Clare stared at the curtain and the wool, then squinted his eyes. The curtain was supposed to look like a winter sky with snowy clouds but even when squinting, all it looked like was an old curtain, with funny lines of sun-fading and lumps of uncarded wool on top.

His father had brought some wood for the stove so the work party would seem cheerier, and it did seem cheerier for the warmth and also for the fact that Miss McKenna had taken off her long heavy cardigan sweater and now when she stretched and knelt and leaned you could see the smooth contours of her body beneath her long thin dress.

“You falling asleep up there?” Ansel asked mildly when he returned to the ladder, and he could see it gave the boy a start. He’d been watching Aldine.

Clare stood, slid the heavy screwdriver through the eyebolt, and raised both hands to it.

“A few more good turns,” Ansel said, and stood idly holding the ladder and taking things in. The goldfish twirled lazily in its bowl atop Aldine’s desk. Neva’s paper plane trailed Emmeline Josephson’s Flight of the Fancy by the length of only one knot. She wouldn’t catch up, though, he knew, not with so many school days missed.

“It’s not so bad,” Melba said of the old curtain, and Aldine said, “It will do, though, won’t it?”

They were quiet then and the silence spoke volumes, in Clare’s opinion.

Then a voice from behind said, “It’s wonderful!”

Everyone turned and there was Neva, looking shrunken and small in their mother’s winter coat. She held Milly Mandy Molly by her long monkey arm.

“It’s wonderful!” she said again. She stepped forward and couldn’t keep her eyes from the curtain. “They’re the clouds Jack Frost will blow on! It’s the sky he’ll fill with snowflakes!”

Miss McKenna went at once to Nevie, knelt down, and reached her arm around her shoulders. His father drew close, too. “Did you walk?” Berenice asked, and Melba said, “You look all-overish, Neva. Are you frozen through?”

“No, but she is,” Neva said, nodding at her stuffed monkey.

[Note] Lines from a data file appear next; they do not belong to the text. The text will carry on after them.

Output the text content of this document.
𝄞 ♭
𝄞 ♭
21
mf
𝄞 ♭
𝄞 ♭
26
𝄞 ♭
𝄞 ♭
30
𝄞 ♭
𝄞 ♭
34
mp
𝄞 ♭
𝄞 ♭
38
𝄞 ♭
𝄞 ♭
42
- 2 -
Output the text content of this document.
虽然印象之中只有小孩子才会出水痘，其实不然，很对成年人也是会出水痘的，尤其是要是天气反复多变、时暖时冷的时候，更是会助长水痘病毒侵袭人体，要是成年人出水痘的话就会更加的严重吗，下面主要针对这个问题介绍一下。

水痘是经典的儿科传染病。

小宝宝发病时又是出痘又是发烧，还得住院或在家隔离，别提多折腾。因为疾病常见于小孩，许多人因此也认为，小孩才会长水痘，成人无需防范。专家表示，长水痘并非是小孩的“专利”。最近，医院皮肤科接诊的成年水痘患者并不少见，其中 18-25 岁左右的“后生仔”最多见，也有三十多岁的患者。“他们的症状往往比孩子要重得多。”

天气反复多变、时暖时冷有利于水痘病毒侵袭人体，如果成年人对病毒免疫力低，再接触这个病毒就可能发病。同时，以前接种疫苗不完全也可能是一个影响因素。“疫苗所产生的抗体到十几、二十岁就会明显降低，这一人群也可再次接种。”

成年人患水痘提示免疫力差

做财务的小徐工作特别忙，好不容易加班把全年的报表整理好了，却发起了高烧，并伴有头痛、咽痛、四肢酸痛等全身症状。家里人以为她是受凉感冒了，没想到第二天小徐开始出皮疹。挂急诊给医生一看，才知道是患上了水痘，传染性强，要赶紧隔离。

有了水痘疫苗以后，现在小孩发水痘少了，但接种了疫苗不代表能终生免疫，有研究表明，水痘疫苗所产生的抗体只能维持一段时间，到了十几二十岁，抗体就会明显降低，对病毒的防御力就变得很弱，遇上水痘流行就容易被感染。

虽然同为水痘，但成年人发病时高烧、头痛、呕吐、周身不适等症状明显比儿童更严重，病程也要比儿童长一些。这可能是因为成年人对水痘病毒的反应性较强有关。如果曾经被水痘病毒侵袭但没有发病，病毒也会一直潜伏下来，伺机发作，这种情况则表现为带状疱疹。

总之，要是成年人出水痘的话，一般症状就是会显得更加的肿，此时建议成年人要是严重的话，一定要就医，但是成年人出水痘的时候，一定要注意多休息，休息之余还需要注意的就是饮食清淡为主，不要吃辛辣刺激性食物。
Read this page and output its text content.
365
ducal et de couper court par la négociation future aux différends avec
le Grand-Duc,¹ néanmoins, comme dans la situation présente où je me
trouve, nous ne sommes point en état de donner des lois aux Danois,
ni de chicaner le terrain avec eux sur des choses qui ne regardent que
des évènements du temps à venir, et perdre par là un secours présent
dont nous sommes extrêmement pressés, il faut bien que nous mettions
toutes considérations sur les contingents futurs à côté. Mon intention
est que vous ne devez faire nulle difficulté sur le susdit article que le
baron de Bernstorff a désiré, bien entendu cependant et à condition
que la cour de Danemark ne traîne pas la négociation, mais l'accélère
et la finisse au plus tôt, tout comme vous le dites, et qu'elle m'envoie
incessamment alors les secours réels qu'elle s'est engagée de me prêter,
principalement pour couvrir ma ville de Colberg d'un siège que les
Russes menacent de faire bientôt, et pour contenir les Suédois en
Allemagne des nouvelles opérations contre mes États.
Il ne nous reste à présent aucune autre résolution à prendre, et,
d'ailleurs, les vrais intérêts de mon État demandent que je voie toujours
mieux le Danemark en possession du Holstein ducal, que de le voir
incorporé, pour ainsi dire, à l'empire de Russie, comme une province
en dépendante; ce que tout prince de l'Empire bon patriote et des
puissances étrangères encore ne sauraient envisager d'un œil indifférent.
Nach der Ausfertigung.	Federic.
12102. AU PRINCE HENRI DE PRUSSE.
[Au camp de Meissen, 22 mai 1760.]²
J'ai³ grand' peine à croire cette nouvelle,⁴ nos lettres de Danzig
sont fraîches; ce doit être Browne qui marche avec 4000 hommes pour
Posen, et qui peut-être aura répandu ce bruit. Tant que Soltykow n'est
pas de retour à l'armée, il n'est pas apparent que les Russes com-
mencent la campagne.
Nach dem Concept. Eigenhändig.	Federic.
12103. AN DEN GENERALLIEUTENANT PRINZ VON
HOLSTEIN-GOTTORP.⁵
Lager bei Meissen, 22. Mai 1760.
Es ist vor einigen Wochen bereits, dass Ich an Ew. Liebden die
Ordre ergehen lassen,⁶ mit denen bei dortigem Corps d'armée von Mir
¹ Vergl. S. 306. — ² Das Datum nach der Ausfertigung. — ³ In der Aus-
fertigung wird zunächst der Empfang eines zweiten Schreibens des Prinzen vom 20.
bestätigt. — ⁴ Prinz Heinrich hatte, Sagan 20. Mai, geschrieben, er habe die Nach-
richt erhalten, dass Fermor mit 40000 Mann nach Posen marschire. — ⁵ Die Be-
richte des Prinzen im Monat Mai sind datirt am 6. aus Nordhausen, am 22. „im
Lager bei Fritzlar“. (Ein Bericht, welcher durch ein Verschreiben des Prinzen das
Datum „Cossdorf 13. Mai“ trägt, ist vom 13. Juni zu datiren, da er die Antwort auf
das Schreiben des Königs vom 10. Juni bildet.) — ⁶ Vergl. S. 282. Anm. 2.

Clare was watching his father put a scoop of coal in the stove when the front door flew open and in walked his mother, looking like a wronged goddess. “There you are,” she said in a tight, cold voice and for one odd moment he thought his mother was talking to Miss McKenna, but she stepped forward and roughly pulled Neva away from Miss McKenna’s embrace. Then she picked up a ruler.

“Hand,” she said.

Neva set the monkey gently to the floor and held out her open hand, but his mother couldn’t do it. She couldn’t strike Neva and she couldn’t forgive her, either. She squeezed out the words one by one. “Never ever ever do that again. Never ever ever do . . .” Neva covered her eyes with her hands but his mother kept saying it until his father stepped forward and wrapped his arm around Neva and said softly, “The girl knows now, Ellie. She knows.”